Kabupaten Bekasi, Kotakberita.com — Komisi I DPRD Kabupaten Bekasi mengagendakan rapat konsultasi bersama Pemerintah Kabupaten Bekasi terkait polemik pengangkatan Ade Efendi Zarkasih sebagai Direktur Usaha (Dirus) Perumda Tirta Bhagasasi. Pengangkatan tersebut dilakukan oleh Bupati Bekasi Ade Kuswara Kunang selaku Kuasa Pemilik Modal (KPM) dan menuai polemik di tengah masyarakat.

Ketua Komisi I DPRD Kabupaten Bekasi, Ridwan Arifin, mengungkapkan bahwa pihaknya sebelumnya telah menggelar rapat dengar pendapat (RDP) dengan jajaran direksi, dewan pengawas Perumda Tirta Bhagasasi, Kabag Hukum, dan Kabag Ekonomi. Namun, menurut Ridwan, dalam rapat tersebut tidak ada penjelasan yang logis terkait mekanisme pengangkatan Dirus tersebut.

“Karena muncul polemik di masyarakat dan ada kejanggalan, kami panggil direksi, dewan pengawas, Kabag Hukum, dan Kabag Ekonomi. Tapi saat ditanya, mereka tidak bisa memberikan penjelasan yang logis,” ujar Ridwan, Selasa (29/4).

Menurut Ridwan, SK pengangkatan Ade Efendi Zarkasih disebut mengacu pada Permendagri Nomor 37 Tahun 2018, PP Nomor 54 Tahun 2017, serta Permendagri Nomor 2 Tahun 2007. Namun, penjelasan dari pihak terkait dianggap belum memadai.

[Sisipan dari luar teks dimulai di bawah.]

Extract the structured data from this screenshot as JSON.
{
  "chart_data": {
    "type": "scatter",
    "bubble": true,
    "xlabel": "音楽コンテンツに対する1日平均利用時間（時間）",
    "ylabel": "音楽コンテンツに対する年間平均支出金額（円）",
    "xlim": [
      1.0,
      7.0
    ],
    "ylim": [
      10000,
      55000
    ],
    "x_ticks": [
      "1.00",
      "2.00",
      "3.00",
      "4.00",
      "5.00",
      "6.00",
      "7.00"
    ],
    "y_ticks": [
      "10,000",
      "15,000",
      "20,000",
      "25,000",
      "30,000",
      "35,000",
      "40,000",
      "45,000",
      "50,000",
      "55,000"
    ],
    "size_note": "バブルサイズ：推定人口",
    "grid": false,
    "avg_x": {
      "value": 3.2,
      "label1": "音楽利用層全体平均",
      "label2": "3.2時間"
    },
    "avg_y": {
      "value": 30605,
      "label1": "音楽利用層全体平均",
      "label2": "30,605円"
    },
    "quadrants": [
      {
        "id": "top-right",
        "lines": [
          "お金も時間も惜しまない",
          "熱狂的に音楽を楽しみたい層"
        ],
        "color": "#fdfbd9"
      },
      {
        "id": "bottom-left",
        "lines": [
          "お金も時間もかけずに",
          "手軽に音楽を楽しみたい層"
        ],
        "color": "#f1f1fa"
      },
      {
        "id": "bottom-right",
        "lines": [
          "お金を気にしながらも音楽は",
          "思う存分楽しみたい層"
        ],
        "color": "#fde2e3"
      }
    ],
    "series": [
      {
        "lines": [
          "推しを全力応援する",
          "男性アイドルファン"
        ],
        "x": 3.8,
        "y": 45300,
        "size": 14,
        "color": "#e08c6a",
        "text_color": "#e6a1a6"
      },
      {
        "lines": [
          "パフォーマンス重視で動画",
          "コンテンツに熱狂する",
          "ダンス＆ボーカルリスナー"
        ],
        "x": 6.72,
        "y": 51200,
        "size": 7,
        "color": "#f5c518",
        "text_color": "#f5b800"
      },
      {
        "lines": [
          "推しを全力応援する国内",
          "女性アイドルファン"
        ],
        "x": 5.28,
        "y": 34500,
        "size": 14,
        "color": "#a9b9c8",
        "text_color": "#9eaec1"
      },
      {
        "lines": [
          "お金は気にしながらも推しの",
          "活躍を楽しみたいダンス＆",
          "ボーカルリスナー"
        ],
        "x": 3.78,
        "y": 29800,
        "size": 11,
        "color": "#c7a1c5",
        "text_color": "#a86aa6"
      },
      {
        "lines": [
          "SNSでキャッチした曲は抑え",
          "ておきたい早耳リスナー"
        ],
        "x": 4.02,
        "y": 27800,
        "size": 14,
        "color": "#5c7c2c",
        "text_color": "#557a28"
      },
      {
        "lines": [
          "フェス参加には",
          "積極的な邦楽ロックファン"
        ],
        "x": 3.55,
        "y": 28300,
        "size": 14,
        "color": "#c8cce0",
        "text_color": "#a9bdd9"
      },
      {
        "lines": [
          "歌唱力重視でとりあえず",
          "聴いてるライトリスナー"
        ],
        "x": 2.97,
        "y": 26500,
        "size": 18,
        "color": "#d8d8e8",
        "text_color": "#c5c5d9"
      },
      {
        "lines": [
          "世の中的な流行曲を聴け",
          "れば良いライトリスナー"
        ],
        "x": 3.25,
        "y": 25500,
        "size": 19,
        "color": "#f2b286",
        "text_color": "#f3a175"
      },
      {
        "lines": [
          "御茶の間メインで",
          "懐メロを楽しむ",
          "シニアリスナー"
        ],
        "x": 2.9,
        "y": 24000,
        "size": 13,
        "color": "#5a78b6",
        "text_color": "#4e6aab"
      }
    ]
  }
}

“Dalam rapat, tidak ada jawaban jelas, hanya menyebut itu hak prerogatif bupati selaku KPM dan tidak cacat hukum. Padahal, pemahaman itu keliru, karena kewenangan KPM tidak bersifat absolut,” tegasnya.

Ridwan menilai, pengangkatan direksi harus melalui prosedur yang sah, mulai dari pembentukan panitia seleksi, uji kelayakan dan kepatutan (fit and proper test), hingga diumumkan secara terbuka di media massa. Mengingat belum adanya kejelasan, Komisi I merekomendasikan rapat konsultasi lanjutan yang melibatkan pimpinan alat kelengkapan dewan (AKD), fraksi, komisi DPRD, hingga bupati sebagai KPM. (Tbl)

“Nanti di situ diputuskan arahnya mau ke mana dari pemangku kebijakan soal pengangkatan direksi ini,” ujarnya.

Selain itu, Ridwan juga menyoroti ketentuan pengangkatan pelaksana tugas (Plt) direksi yang seharusnya mengacu pada Permendagri Nomor 2 Tahun 2007 tentang Organ dan Kepegawaian PDAM. Menurutnya, pejabat sementara seharusnya diangkat dari pejabat struktural di internal PDAM.

“Berdasarkan pasal 11, kepala daerah seharusnya menunjuk pejabat struktural yang ada di PDAM ketika mengangkat pejabat sementara direksi. Di sana ada Kabag-Kabag,” tambahnya.

Ridwan juga menyoroti syarat usia minimal calon direksi yang diatur minimal 35 tahun, sedangkan berdasarkan data KTP dan CV Ade Efendi Zarkasih, usianya baru 34 tahun.

“Kami ingin semua berjalan sesuai aturan dan mekanisme. Kalau prosedur dilanggar, ke depan bisa jadi preseden buruk,” tandasnya.